Right off the bat I got to say this, the baseball hall of fame has been around for much longer than the Naismith basketball Hall and the Pro-football halls of fame, respectively, ball players have had the opportunity for enshrinement since 1936, what this meant for me is that I had to go through a lot of documents. But, rather than whine about my woes I’ll simply display my results.
As I’ve discussed in an earlier article, Louisville was actually one of the original cities to have a Major League Baseball team, the Louisville Colonels. And the Colonels have had a strong showing in the hall through the years beginning with the 1945 induction of first baseman Dan Brouthers. Brouthers bounced around the league in the early days of major league baseball playing all over the country, including stints with the Buffalo Bisons, Boston Beaneaters, Baltimore Orioles, among others. However, he made his way to the Derby City in the 1895 season prior to making it into the hall.

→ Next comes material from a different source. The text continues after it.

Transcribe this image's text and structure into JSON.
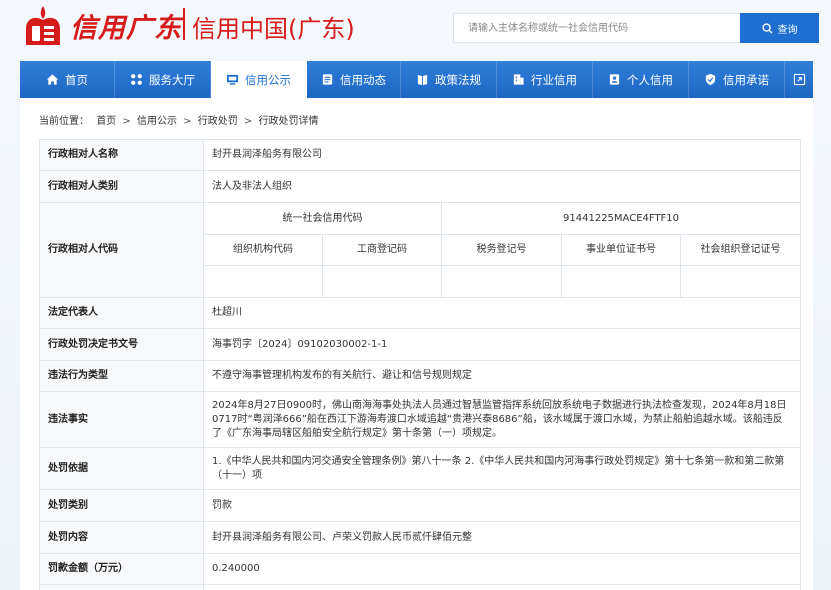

Also from that class was Fred Clarke who began his professional career with the Colonels in 1894, he would later manage them for a time as well. As well as Jimmy Collins, who like Clarke began his career in Louisville, and finally, Pennsylvania’s Hughie Jennings who got his start with the Colonels in 1891, The following year, Colonel Rube Waddell was inducted. Waddell was a known multi-talented pitcher during his time in the majors.

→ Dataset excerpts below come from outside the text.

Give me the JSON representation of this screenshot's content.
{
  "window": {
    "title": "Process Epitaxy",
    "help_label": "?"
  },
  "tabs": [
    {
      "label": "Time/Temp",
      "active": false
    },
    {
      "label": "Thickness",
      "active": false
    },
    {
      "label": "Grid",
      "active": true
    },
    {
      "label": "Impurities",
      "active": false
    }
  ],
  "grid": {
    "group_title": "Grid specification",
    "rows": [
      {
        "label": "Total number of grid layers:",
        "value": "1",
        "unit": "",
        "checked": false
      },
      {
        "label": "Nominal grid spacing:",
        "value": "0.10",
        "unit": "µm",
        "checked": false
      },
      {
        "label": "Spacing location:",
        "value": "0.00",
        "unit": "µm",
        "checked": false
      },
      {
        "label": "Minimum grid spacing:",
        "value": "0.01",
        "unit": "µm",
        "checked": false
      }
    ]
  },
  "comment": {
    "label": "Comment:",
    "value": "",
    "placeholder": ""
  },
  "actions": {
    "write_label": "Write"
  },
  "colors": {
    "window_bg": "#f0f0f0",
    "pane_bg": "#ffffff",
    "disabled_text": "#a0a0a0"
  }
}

The Colonels wouldn’t have another inductee until 2008 when Germany’s Barney Dreyfuss was inducted, not as a player but rather as an owner. During much of the 1890’s Dreyfuss was the major force behind the Colonels.
Politics aside two of the locals inducted went on to successful political careers. This included, Albert “Happy” Chandler, who would become a two time Kentucky governor. Chandler found success as the second commissioner of major league baseball as well though. And, as such was inducted into the hall in 1982. Fourteen years later, pitcher and later congressman Jim Bunning was inducted into the Hall for his time with the Detroit Tigers and Philadelphia Phillies.
Of course, the biggest baseball name to come out of the area was inducted in 1984, Pee Wee Reese. Who, with Jackie Robinson would lead the Brooklyn Dodgers to two World Series championships.
Image: Baseball Hall of Fame
Added note as of August 2, 2011
It has been brought to my attention that I didn't mention the legendary Honus Wagner, who played three seasons with the Colonels in the late 1800's. I also forgot to mention the great Billy Herman, a New Albany native, Herman was notable for his time as a second baseman as well as a manager.